A flurry of deals between the makers of artificial intelligence tools and the companies which design and manufacture the chips which deliver computing power is concerning.
That’s the view of Bill Conner, president and CEO of Jitterbit, a Dallas-based automation platform with AI accountability at its core.
Last week OpenAI and AMD announced that they had signed a multi-billion-dollar chip deal that would give OpenAI founder Sam Altman (pictured) the option to buy 10% in the chipmaker.
The latest deal is among a string of investment commitments which highlight the broader AI industry’s appetite for computing power as companies race toward developing AI technology.
Nvidia has also announced it would invest $100bn in OpenAI, forging a close alliance between two of the leading firms in AI.
With new alliances in this AI arms race, we have to consider the risks that this race brings, says Conner.
“As we have seen with other disruptive technologies, the competitive AI arms race will soon impact the global economy while influencing technical innovation, productivity, market efficiencies and the actual GDP of countries,” he told BusinessCloud.

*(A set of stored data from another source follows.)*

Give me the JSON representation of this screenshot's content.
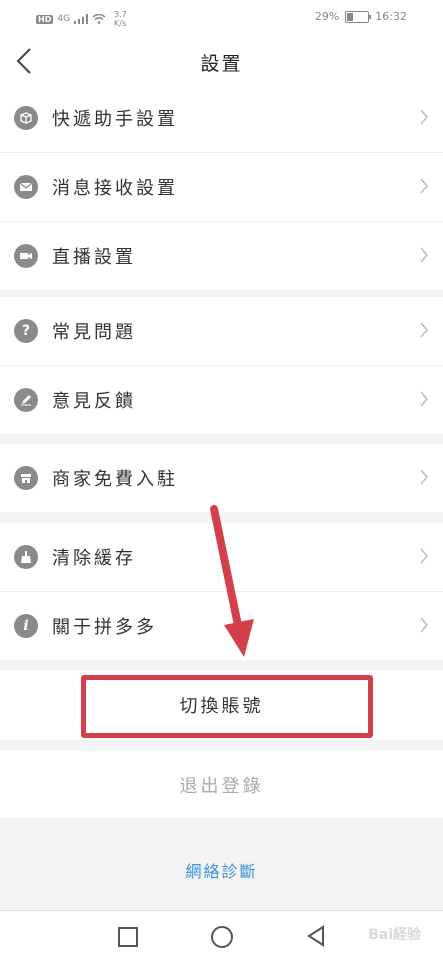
{
  "status_bar": {
    "hd": "HD",
    "signal": "4G",
    "speed_value": "3.7",
    "speed_unit": "K/s",
    "battery": "29%",
    "time": "16:32"
  },
  "header": {
    "title": "設置"
  },
  "groups": [
    {
      "items": [
        {
          "label": "快遞助手設置",
          "icon": "package-icon"
        },
        {
          "label": "消息接收設置",
          "icon": "mail-icon"
        },
        {
          "label": "直播設置",
          "icon": "video-icon"
        }
      ]
    },
    {
      "items": [
        {
          "label": "常見問題",
          "icon": "question-icon"
        },
        {
          "label": "意見反饋",
          "icon": "pencil-icon"
        }
      ]
    },
    {
      "items": [
        {
          "label": "商家免費入駐",
          "icon": "store-icon"
        }
      ]
    },
    {
      "items": [
        {
          "label": "清除緩存",
          "icon": "broom-icon"
        },
        {
          "label": "關于拼多多",
          "icon": "info-icon"
        }
      ]
    }
  ],
  "switch_account": "切換賬號",
  "logout": "退出登錄",
  "network_diagnosis": "網絡診斷",
  "watermark": "Bai経验",
  "accent_color": "#d43f4d",
  "link_color": "#3c8fd6"
}
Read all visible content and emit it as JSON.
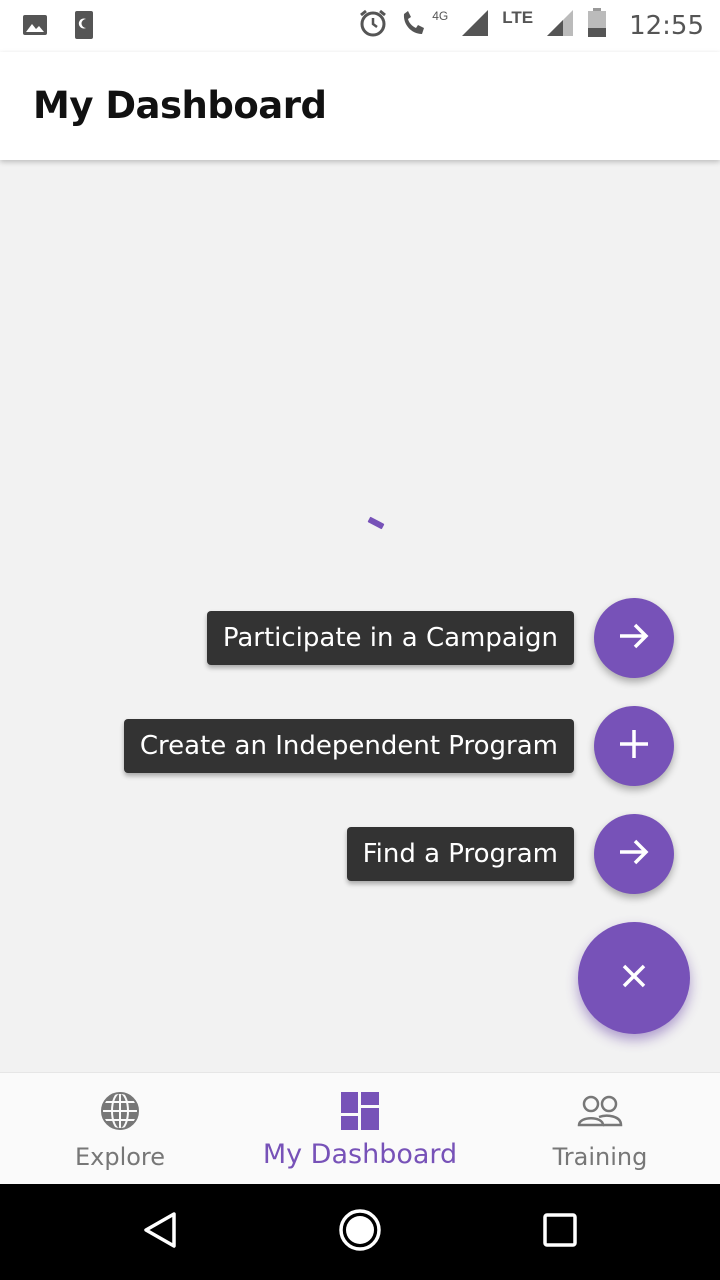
{
  "status_bar": {
    "time": "12:55",
    "network_label": "LTE",
    "data_label": "4G",
    "icons": [
      "image-icon",
      "phone-icon",
      "alarm-icon",
      "wifi-call-icon",
      "signal-icon",
      "signal-icon",
      "battery-icon"
    ]
  },
  "app_bar": {
    "title": "My Dashboard"
  },
  "speed_dial": {
    "actions": [
      {
        "label": "Participate in a Campaign",
        "icon": "arrow-right-icon"
      },
      {
        "label": "Create an Independent Program",
        "icon": "plus-icon"
      },
      {
        "label": "Find a Program",
        "icon": "arrow-right-icon"
      }
    ],
    "main_icon": "close-icon"
  },
  "bottom_nav": {
    "items": [
      {
        "label": "Explore",
        "icon": "globe-icon",
        "active": false
      },
      {
        "label": "My Dashboard",
        "icon": "dashboard-icon",
        "active": true
      },
      {
        "label": "Training",
        "icon": "people-icon",
        "active": false
      }
    ]
  },
  "colors": {
    "accent": "#7752b8",
    "label_bg": "#333333",
    "background": "#f2f2f2"
  }
}
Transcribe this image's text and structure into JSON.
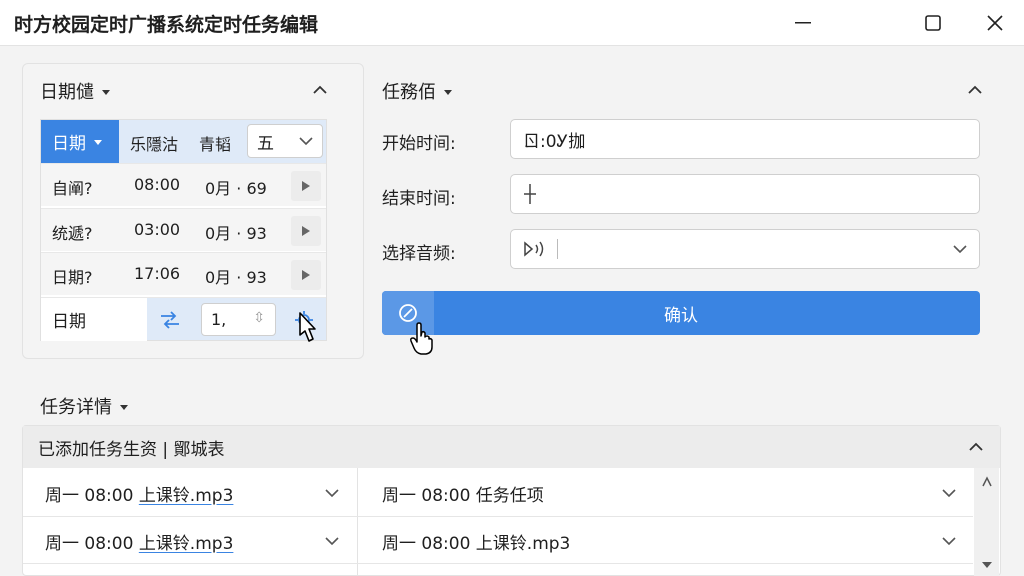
{
  "window": {
    "title": "时方校园定时广播系统定时任务编辑",
    "controls": [
      "minimize",
      "maximize",
      "close"
    ]
  },
  "date_panel": {
    "title": "日期儙",
    "header": {
      "selector_label": "日期",
      "col2": "乐隱沽",
      "col3": "青韬",
      "dropdown_value": "五"
    },
    "rows": [
      {
        "c1": "自阐?",
        "c2": "08:00",
        "c3": "0月 · 69"
      },
      {
        "c1": "统遞?",
        "c2": "03:00",
        "c3": "0月 · 93"
      },
      {
        "c1": "日期?",
        "c2": "17:06",
        "c3": "0月 · 93"
      }
    ],
    "last_row": {
      "label": "日期",
      "number_value": "1,"
    }
  },
  "task_panel": {
    "title": "任務佰",
    "start_label": "开始时间:",
    "start_value": "ㄖ:0Ꭹ拁",
    "end_label": "结束时间:",
    "end_value": "",
    "audio_label": "选择音频:",
    "audio_value": "",
    "confirm_label": "确认"
  },
  "task_detail": {
    "title": "任务详情",
    "list_header": "已添加任务生资 | 鄮城表",
    "items": [
      {
        "text_prefix": "周一 08:00 ",
        "text_link": "上课铃.mp3",
        "text_suffix": ""
      },
      {
        "text_prefix": "周一 08:00 任务任项",
        "text_link": "",
        "text_suffix": ""
      },
      {
        "text_prefix": "周一 08:00 ",
        "text_link": "上课铃.mp3",
        "text_suffix": ""
      },
      {
        "text_prefix": "周一 08:00 上课铃.mp3",
        "text_link": "",
        "text_suffix": ""
      }
    ]
  },
  "colors": {
    "accent": "#3a84e2",
    "header_tint": "#dfeaf8",
    "background": "#f3f3f3"
  }
}
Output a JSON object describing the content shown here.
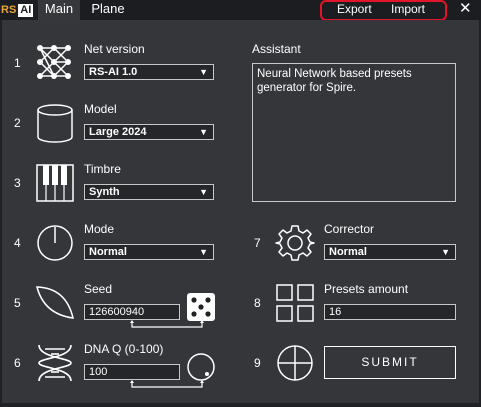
{
  "header": {
    "logo_rs": "RS",
    "logo_ai": "AI",
    "tabs": [
      "Main",
      "Plane"
    ],
    "export_label": "Export",
    "import_label": "Import",
    "close_glyph": "✕"
  },
  "steps": {
    "s1": "1",
    "s2": "2",
    "s3": "3",
    "s4": "4",
    "s5": "5",
    "s6": "6",
    "s7": "7",
    "s8": "8",
    "s9": "9"
  },
  "net_version": {
    "label": "Net version",
    "value": "RS-AI 1.0"
  },
  "model": {
    "label": "Model",
    "value": "Large 2024"
  },
  "timbre": {
    "label": "Timbre",
    "value": "Synth"
  },
  "mode": {
    "label": "Mode",
    "value": "Normal"
  },
  "seed": {
    "label": "Seed",
    "value": "126600940"
  },
  "dna": {
    "label": "DNA Q (0-100)",
    "value": "100"
  },
  "assistant": {
    "label": "Assistant",
    "text": "Neural Network based presets generator for Spire."
  },
  "corrector": {
    "label": "Corrector",
    "value": "Normal"
  },
  "presets": {
    "label": "Presets amount",
    "value": "16"
  },
  "submit_label": "SUBMIT",
  "colors": {
    "panel": "#34363a",
    "background": "#1f2124",
    "highlight": "#e0152a",
    "logo_accent": "#e8a33a"
  },
  "icons": {
    "net_version": "neural-network-icon",
    "model": "database-cylinder-icon",
    "timbre": "piano-keys-icon",
    "mode": "dial-knob-icon",
    "seed": "leaf-icon",
    "seed_random": "dice-icon",
    "dna": "dna-helix-icon",
    "dna_knob": "knob-icon",
    "corrector": "gear-icon",
    "presets": "grid-squares-icon",
    "submit": "plus-circle-icon"
  }
}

“This isn’t only a global AI arms race for processing power or chip dominance. It’s a test of trust, transparency, and interoperability at scale where AI, security and privacy are designed together to deliver accountability for governments, businesses and citizens.
“Without clear accountability frameworks, exporting AI risks creating vulnerabilities – turning a strategic asset into a liability, particularly when adversarial actors are quick to exploit weaknesses or manipulate systems to their advantage.”
So what might these guardrails look like?
“Governments and businesses alike must embed transparency, oversight, and validation into their AI deployments so errors are caught before they cascade into larger risks,” says Conner.
“Without that discipline, we risk undermining both trust and long-term AI adoption.
“The challenge now is execution – scaling and adopting AI responsibly in ways that align with security, accuracy, and data privacy standards. Trust will not be won by racing ahead on speed alone; it will be earned by showing that AI can be deployed consistently, transparently, and with accountability at its core.
“The real business transformation opportunity lies in building intelligent automation that is powerful, but also reliable, trustworthy, and resilient.”